Rotterdam — Europe's Energy Hub in Transition
Rotterdam is Europe's largest seaport and its most important energy hub — handling crude oil, LNG, coal, and increasingly hydrogen, biofuels, and CO₂ for CCS. The port processes ~480 Mt of goods annually, with energy cargo representing ~50% of volume. Rotterdam's refining capacity (~70 Mt/yr) makes it Europe's refining capital.
| Infrastructure | Capacity / Details |
|---|---|
| Crude oil terminals | ~85 Mt/yr (largest in Europe) |
| LNG import terminal (Gate) | 12 Bcm/yr; expanded post-2022 to ~16 Bcm/yr |
| Coal terminal (EMO/EECV) | ~35 Mt/yr; declining with EU coal phase-down |
| Refining (Shell, BP, ExxonMobil) | ~70 Mt/yr refining capacity |
| Hydrogen backbone (HyTransPort) | 1,200 km H2 pipeline network planned by 2030 |
| Porthos CCS (Pipeline to North Sea) | 2.5 Mt CO₂/yr; FID 2023; Shell/ExxonMobil/Air Liquide |
Rotterdam 2030 strategy: The port is repositioning as a clean energy hub — targeting 20 Mt/yr hydrogen imports (green/blue) by 2030, becoming Europe's largest hydrogen gateway. The Delta Rhine Corridor H2 pipeline will carry hydrogen to the Rhine-Ruhr industrial district in Germany — industrial decarbonization at continental scale.
Netherlands Climate Policy
| Target | Goal | 2023 Status |
|---|---|---|
| GHG reduction (vs 1990) | -55% by 2030 | ~-30% (lagging) |
| Renewable electricity | 70% by 2030 | ~44% |
| Offshore wind | 21 GW by 2030 | ~4 GW |
| Solar | 35+ GW by 2030 | ~23 GW |
| Nuclear | 2 new plants | Feasibility stage |
| Hydrogen (imported) | 20 Mt/yr by 2030 | Near-zero |
| Carbon neutrality | 2050 | NDC aligned |
Nitrogen crisis: A unique Dutch challenge — agricultural nitrogen emissions (from livestock) exceed EU habitat directives, requiring farmers to dramatically reduce herds near protected nature areas.
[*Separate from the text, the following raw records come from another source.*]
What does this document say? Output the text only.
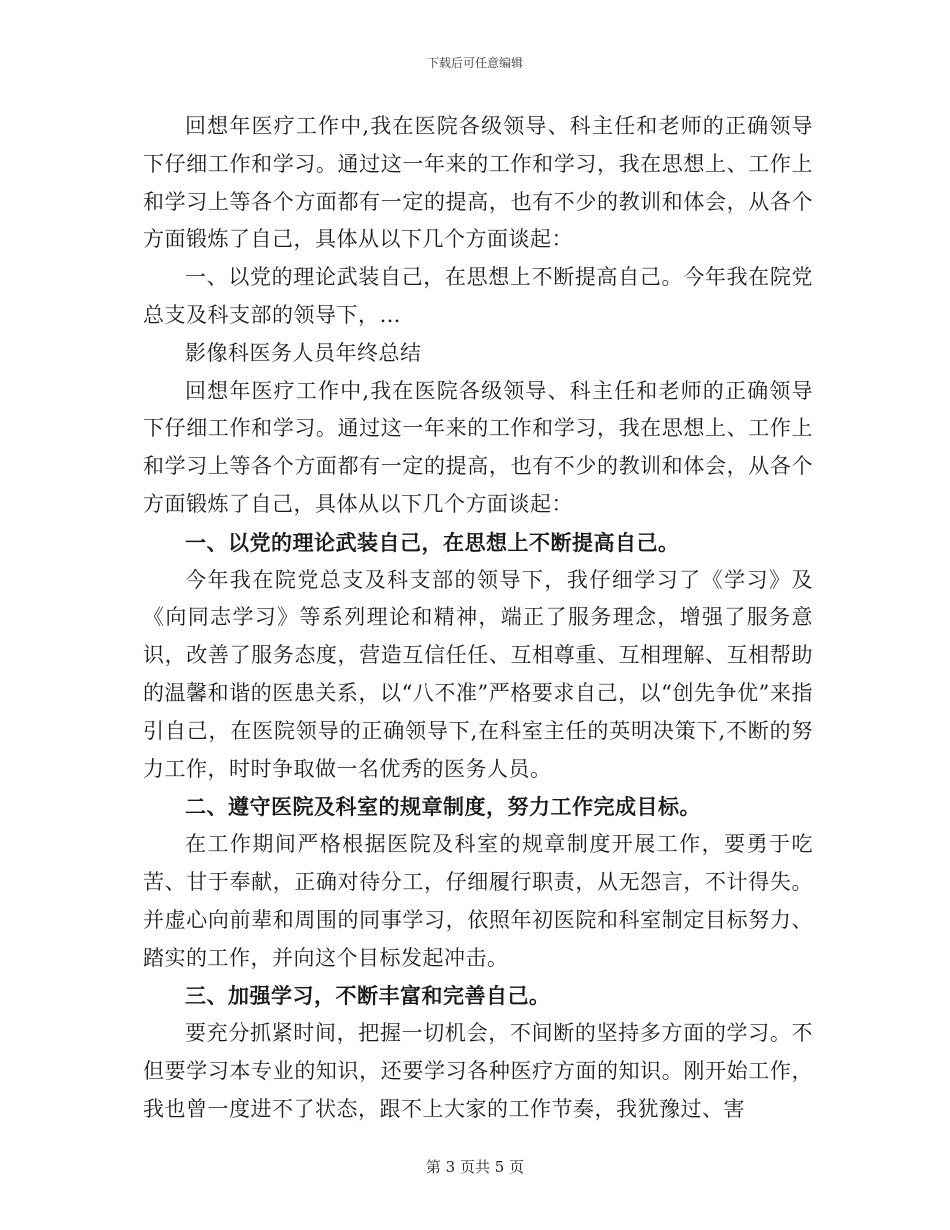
下载后可任意编辑

回想年医疗工作中,我在医院各级领导、科主任和老师的正确领导下仔细工作和学习。通过这一年来的工作和学习，我在思想上、工作上和学习上等各个方面都有一定的提高，也有不少的教训和体会，从各个方面锻炼了自己，具体从以下几个方面谈起：

一、以党的理论武装自己，在思想上不断提高自己。今年我在院党总支及科支部的领导下，…

影像科医务人员年终总结

回想年医疗工作中,我在医院各级领导、科主任和老师的正确领导下仔细工作和学习。通过这一年来的工作和学习，我在思想上、工作上和学习上等各个方面都有一定的提高，也有不少的教训和体会，从各个方面锻炼了自己，具体从以下几个方面谈起：

一、以党的理论武装自己，在思想上不断提高自己。

今年我在院党总支及科支部的领导下，我仔细学习了《学习》及《向同志学习》等系列理论和精神，端正了服务理念，增强了服务意识，改善了服务态度，营造互信任任、互相尊重、互相理解、互相帮助的温馨和谐的医患关系，以“八不准”严格要求自己，以“创先争优”来指引自己，在医院领导的正确领导下,在科室主任的英明决策下,不断的努力工作，时时争取做一名优秀的医务人员。

二、遵守医院及科室的规章制度，努力工作完成目标。

在工作期间严格根据医院及科室的规章制度开展工作，要勇于吃苦、甘于奉献，正确对待分工，仔细履行职责，从无怨言，不计得失。并虚心向前辈和周围的同事学习，依照年初医院和科室制定目标努力、踏实的工作，并向这个目标发起冲击。

三、加强学习，不断丰富和完善自己。

要充分抓紧时间，把握一切机会，不间断的坚持多方面的学习。不但要学习本专业的知识，还要学习各种医疗方面的知识。刚开始工作，我也曾一度进不了状态，跟不上大家的工作节奏，我犹豫过、害

第 3 页共 5 页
This political crisis (tractors blockading parliament in 2022–23) intertwines with energy transition in complex ways: farmers installing solar panels and biodigesters as alternative income.
Grid congestion: The Netherlands faces severe electricity grid congestion — so much solar and wind has been installed that the grid cannot always absorb the power. New renewable projects face 7–10 year wait times for grid connection in some regions. Tennet (Dutch-German TSO) is investing billions in grid reinforcement, but the bottleneck is slowing the energy transition.